Le président du Sénat, Joseph Lambert, intervenant à la matinale de Magik9, a plaidé pour une assistance de la communauté internationale afin de rétablir la sécurité en Haïti. Ce, alors que la PNH peine à freiner l’action des gangs armés. « Je l’avais dit clairement le 1er mai dernier. L’Etat haïtien doit solliciter un appui logistique, technique, opérationnel et armé pour renforcer la PNH. La police nationale n’a pas la capacité pour répondre aux exigences de l’heure. Je n’ai pas de préférence sur un pays ou une instance étrangère en particulier. N’importe quel pays peut nous aider », a-t-il déclaré.

Ce n’est pas la première que le président du Sénat s’exprime en ce sens. En mai dernier, le parlementaire avait fait la même proposition, tout en se montrant imperméable aux éventuelles critiques. « Je sais qu’on va dire que je ne suis pas patriote en faisant cette suggestion. Mais c’est seulement à partir de là que l’on peut parler d’organisation des élections », avait-il soutenu. 

Après Lambert, le premier ministre ad interim Claude Joseph avait également plaidé pour une assistance de la part des Etats-Unis et de l’ONU en matière de sécurité. Au lendemain de l’assassinat de Jovenel Moise, Claude Joseph avait en effet demandé l’envoi de troupes afin de sécuriser des sites stratégiques et des infrastructures vitales comme les ports, les aéroports, les terminaux pétroliers ou le transport des produits pétroliers, de peur qu’ils ne soient sabotés. La demande du gouvernement haïtien n’avait pas été suivi d’effet.

Début octobre, les Etats-Unis avaient délégué une équipe technique de l’International Narcotics and Law Enforcement (INL) du département d’Etat en Haïti. Le 8 octobre dernier, l’ambassade des Etats-Unis avait évoqué la mission de cette équipe d’experts sur twitter. « Une équipe d’experts du @StateINL évaluera les unités clés de la @pnh_officiel pour identifier les besoins de la PNH afin de renforcer sa capacité à lutter efficacement contre les gangs. Leur mission appuie le support du gouvernement américain au développement de la  @pnh_officiel pour protéger les haïtiens de la violence des gangs et des troubles civils », avait tweeté l’ambassade des Etats Unis. Le 12 octobre dernier, la sous-secrétaire Uzra Zeya, de passage en Haïti, avait plaidé pour le démantèlement des gangs dans le pays. « Démanteler les gangs qui exercent la violence est vital pour la stabilité d’Haïti et la sécurité des citoyens », avait-elle déclaré.

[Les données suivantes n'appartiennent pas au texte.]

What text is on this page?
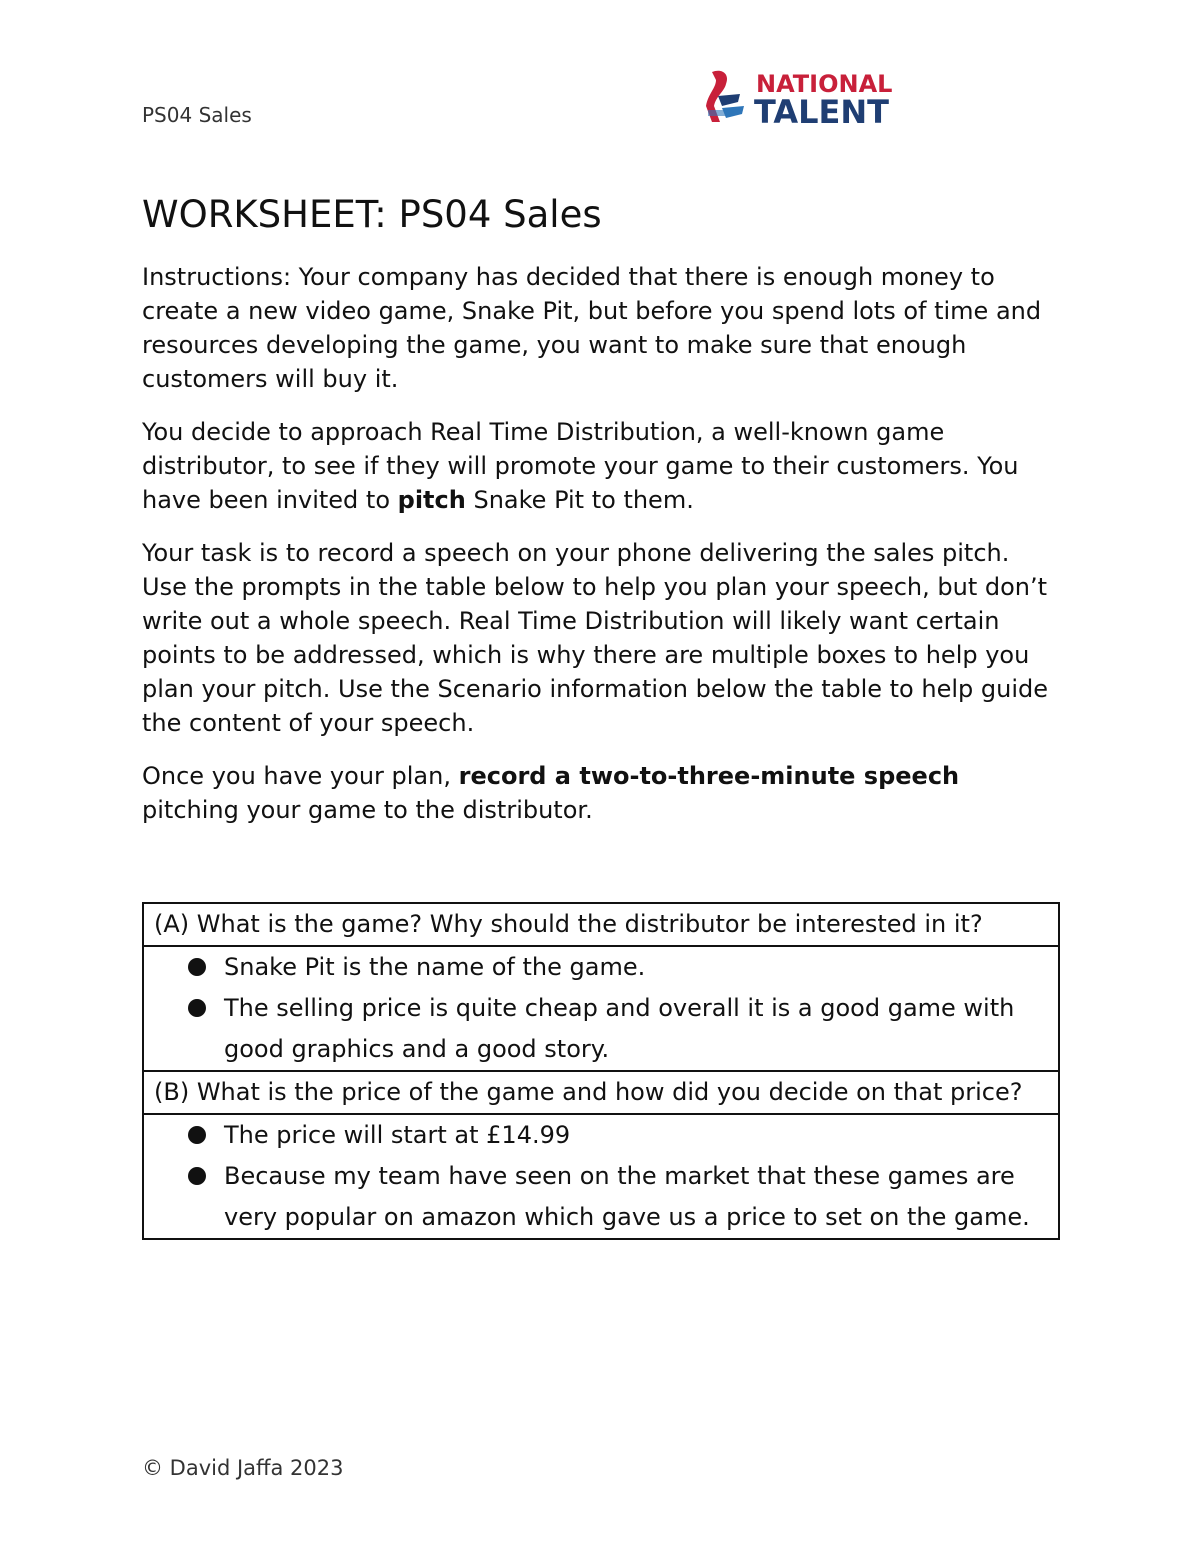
PS04 Sales
NATIONAL
TALENT
WORKSHEET: PS04 Sales

Instructions: Your company has decided that there is enough money to create a new video game, Snake Pit, but before you spend lots of time and resources developing the game, you want to make sure that enough customers will buy it.

You decide to approach Real Time Distribution, a well-known game distributor, to see if they will promote your game to their customers. You have been invited to pitch Snake Pit to them.

Your task is to record a speech on your phone delivering the sales pitch. Use the prompts in the table below to help you plan your speech, but don’t write out a whole speech. Real Time Distribution will likely want certain points to be addressed, which is why there are multiple boxes to help you plan your pitch. Use the Scenario information below the table to help guide the content of your speech.

Once you have your plan, record a two-to-three-minute speech pitching your game to the distributor.

(A) What is the game? Why should the distributor be interested in it?

Snake Pit is the name of the game.
The selling price is quite cheap and overall it is a good game with good graphics and a good story.

(B) What is the price of the game and how did you decide on that price?

The price will start at £14.99
Because my team have seen on the market that these games are very popular on amazon which gave us a price to set on the game.
© David Jaffa 2023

Le président dominicain Luis Abinader s’est montré lui aussi préoccupé par la montée grandissante de l’insécurité en Haïti. En septembre dernier, il avait plaidé pour une concertation des pays de la région sur le cas d’Haïti. « La question haïtienne ne concerne plus seulement la République dominicaine, mais désormais ce sont tous les pays qui doivent se mettre ensemble pour s'occuper d'Haïti », avait-il déclaré, selon des propos relayés par le quotidien Listin Diario. Luis Abinader avait fait part de sa volonté de prendre à bras-le-corps le dossier de la sécurité et d’apporter de l'aide par voie terrestre et aussi par voie maritime car, selon lui, il n'y a pas de sécurité par voie terrestre.

Le chef de l'Etat dominicain a ajouté qu'il faut intervenir pour « pacifier la nation voisine ». Cependant, il a souligné que le gouvernement dominicain ne peut fournir que du soutien, du temps et de l'espace, car pour des raisons historiques, diplomatiques et prudentielles, il n'est pas nécessaire de participer à un groupe qui va pacifier ce territoire. Alors que les conflits en Haïti affectent directement et indirectement les Dominicains, le président a promis de continuer d'insister pour que les nations de la région s'impliquent dans le sauvetage d'Haïti, qu'il qualifie d'urgent, tant pour des raisons humaines que des raisons sécuritaires.